Massachusetts General Hospital, Harvard
The authors successfully connect some well-known elements of AD to COVID. Retrospective cohort studies have extensively examined both AD's influence on COVID and COVID's influence on AD. There is a strong connection. It has also been shown that the shift in amyloid production with COVID is present. The important takeaway from this new publication is connecting these elements together while accounting for a myriad of comorbidities. Particularly, their analysis in Figure 5 of biomarkers versus different comorbidities is a very thorough analysis and reinforces the associations of Aβ and phosphorylated tau with infectious disease. While not revolutionary in its findings, this paper does provide strong support for pathogenic involvement in AD progression.
In terms of the bigger picture, the evidence for microbial involvement in AD is growing rapidly. As a fallout of the modest (at best) success of anti-amyloid antibody treatments, the amyloid cascade hypothesis is being seriously re-examined. Not to dismiss the importance and role of amyloid in AD, but the amyloid>tau>neurodegeneration linear path to disease is not so simple. The pandemic, as horrible as it has been, has provided the research community with a wealth of information about how a virus could impact systems that were previously not associated with an infection.
Long COVID is still an ongoing research topic, and the neurological symptoms can sometimes mirror AD a little too well. This publication provides another viewpoint that a viral infection influencing the central nervous system increases your risk of developing AD, just as HSV1, CMV, and EBV do. Their plasma biomarker findings of decreased Aβ42/40 ratios and increased p-tau are the classic expected results for future AD, but are also hallmarks of an infection.
Where does this leave us? Viral brain infections increase our risk of AD and vaccines against these viruses decrease our risk back to baseline, but don’t abolish this risk. Why? The case for microbial involvement in AD etiology is strong and growing stronger, but while we can see the strong connection and occasionally even see microbes (like HSV1) in the brain with amyloid or tau, there is still a blank space between the infection and the development of AD. Do pathogens weaken our management of amyloid and tau? Do they trigger the immune system and neurodegeneration that starts the amyloid cascade? Do risk factors for AD make us more susceptible to worse infection, starting a spiral toward full neurodegeneration? We have yet to unveil the mechanism behind how infection can result in AD, hence why we don’t have a targeted, effective treatment.
Our position is twofold. First, everyone looks for a one-to-one ratio: you get the flu from influenza, immune deficiency from HIV, cold sores from HSV. We don’t have a disease X that causes AD, and I think this has restrained the research community’s support of microbial involvement. We think the mechanism is more basic, and that any pathogen that makes it to the brain (intact or not) that can stimulate an immune response could be a player in AD progression.
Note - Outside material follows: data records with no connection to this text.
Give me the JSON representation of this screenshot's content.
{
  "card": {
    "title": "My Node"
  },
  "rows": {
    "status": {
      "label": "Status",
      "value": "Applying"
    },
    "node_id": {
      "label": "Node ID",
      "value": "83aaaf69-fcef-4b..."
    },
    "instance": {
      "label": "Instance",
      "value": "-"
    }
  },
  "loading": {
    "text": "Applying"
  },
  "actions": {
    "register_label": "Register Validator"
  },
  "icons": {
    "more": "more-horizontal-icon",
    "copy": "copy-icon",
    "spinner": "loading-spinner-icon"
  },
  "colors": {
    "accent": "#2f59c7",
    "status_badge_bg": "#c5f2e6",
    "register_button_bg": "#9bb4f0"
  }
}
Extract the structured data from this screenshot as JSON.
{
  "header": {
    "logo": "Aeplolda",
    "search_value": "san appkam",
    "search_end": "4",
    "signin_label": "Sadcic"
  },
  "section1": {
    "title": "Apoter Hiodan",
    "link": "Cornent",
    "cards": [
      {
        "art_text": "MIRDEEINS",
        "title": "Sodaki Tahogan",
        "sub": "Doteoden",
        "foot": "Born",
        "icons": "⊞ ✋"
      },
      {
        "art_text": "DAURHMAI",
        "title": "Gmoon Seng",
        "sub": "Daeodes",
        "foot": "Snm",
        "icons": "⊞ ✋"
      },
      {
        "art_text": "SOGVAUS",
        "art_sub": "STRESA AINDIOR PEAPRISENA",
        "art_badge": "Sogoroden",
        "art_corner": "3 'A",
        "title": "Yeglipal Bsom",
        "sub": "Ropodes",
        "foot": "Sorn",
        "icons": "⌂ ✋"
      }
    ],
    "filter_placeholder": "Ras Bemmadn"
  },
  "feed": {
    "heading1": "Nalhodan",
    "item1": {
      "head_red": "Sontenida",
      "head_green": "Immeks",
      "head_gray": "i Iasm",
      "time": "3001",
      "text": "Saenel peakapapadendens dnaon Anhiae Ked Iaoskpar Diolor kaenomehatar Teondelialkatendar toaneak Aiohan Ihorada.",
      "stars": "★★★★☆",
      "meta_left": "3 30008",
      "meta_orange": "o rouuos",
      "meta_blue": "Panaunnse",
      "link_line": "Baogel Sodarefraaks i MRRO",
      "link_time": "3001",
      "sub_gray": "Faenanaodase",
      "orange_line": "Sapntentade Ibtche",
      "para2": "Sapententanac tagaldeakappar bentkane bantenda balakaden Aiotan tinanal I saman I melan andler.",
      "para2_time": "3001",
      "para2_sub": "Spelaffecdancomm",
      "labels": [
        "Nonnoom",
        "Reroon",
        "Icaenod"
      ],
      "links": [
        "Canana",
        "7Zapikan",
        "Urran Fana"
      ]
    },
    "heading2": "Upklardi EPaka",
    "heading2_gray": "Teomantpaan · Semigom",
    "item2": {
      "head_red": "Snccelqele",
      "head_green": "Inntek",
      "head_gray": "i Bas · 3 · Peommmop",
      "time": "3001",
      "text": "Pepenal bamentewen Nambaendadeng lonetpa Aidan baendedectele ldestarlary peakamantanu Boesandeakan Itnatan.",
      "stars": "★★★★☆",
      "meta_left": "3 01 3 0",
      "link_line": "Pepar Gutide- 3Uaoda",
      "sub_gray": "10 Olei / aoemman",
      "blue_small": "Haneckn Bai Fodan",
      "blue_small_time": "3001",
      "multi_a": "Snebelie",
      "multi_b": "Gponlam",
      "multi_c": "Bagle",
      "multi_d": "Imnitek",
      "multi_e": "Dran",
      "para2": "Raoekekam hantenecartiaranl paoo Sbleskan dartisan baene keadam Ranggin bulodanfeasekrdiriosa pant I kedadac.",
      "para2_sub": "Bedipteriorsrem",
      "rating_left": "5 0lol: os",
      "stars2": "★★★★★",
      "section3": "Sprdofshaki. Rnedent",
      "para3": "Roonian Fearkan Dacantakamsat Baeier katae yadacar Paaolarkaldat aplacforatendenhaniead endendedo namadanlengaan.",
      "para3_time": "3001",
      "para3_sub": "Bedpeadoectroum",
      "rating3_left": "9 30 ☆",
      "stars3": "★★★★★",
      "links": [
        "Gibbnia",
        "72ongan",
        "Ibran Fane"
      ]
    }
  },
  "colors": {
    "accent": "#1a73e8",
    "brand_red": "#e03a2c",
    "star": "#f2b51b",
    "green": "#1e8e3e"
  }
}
This comes from our second stance: that amyloid and tau are antimicrobial peptides. It should have always been questioned why the APP sequence is highly conserved in the animal kingdom and why everyone has some degree of Aβ42 present. It doesn’t make sense for us to carry a cleavage byproduct without a function. Changes in amyloid and tau are a direct response to infection in an effort to battle it. This paper here fits in perfectly with our hypothesis.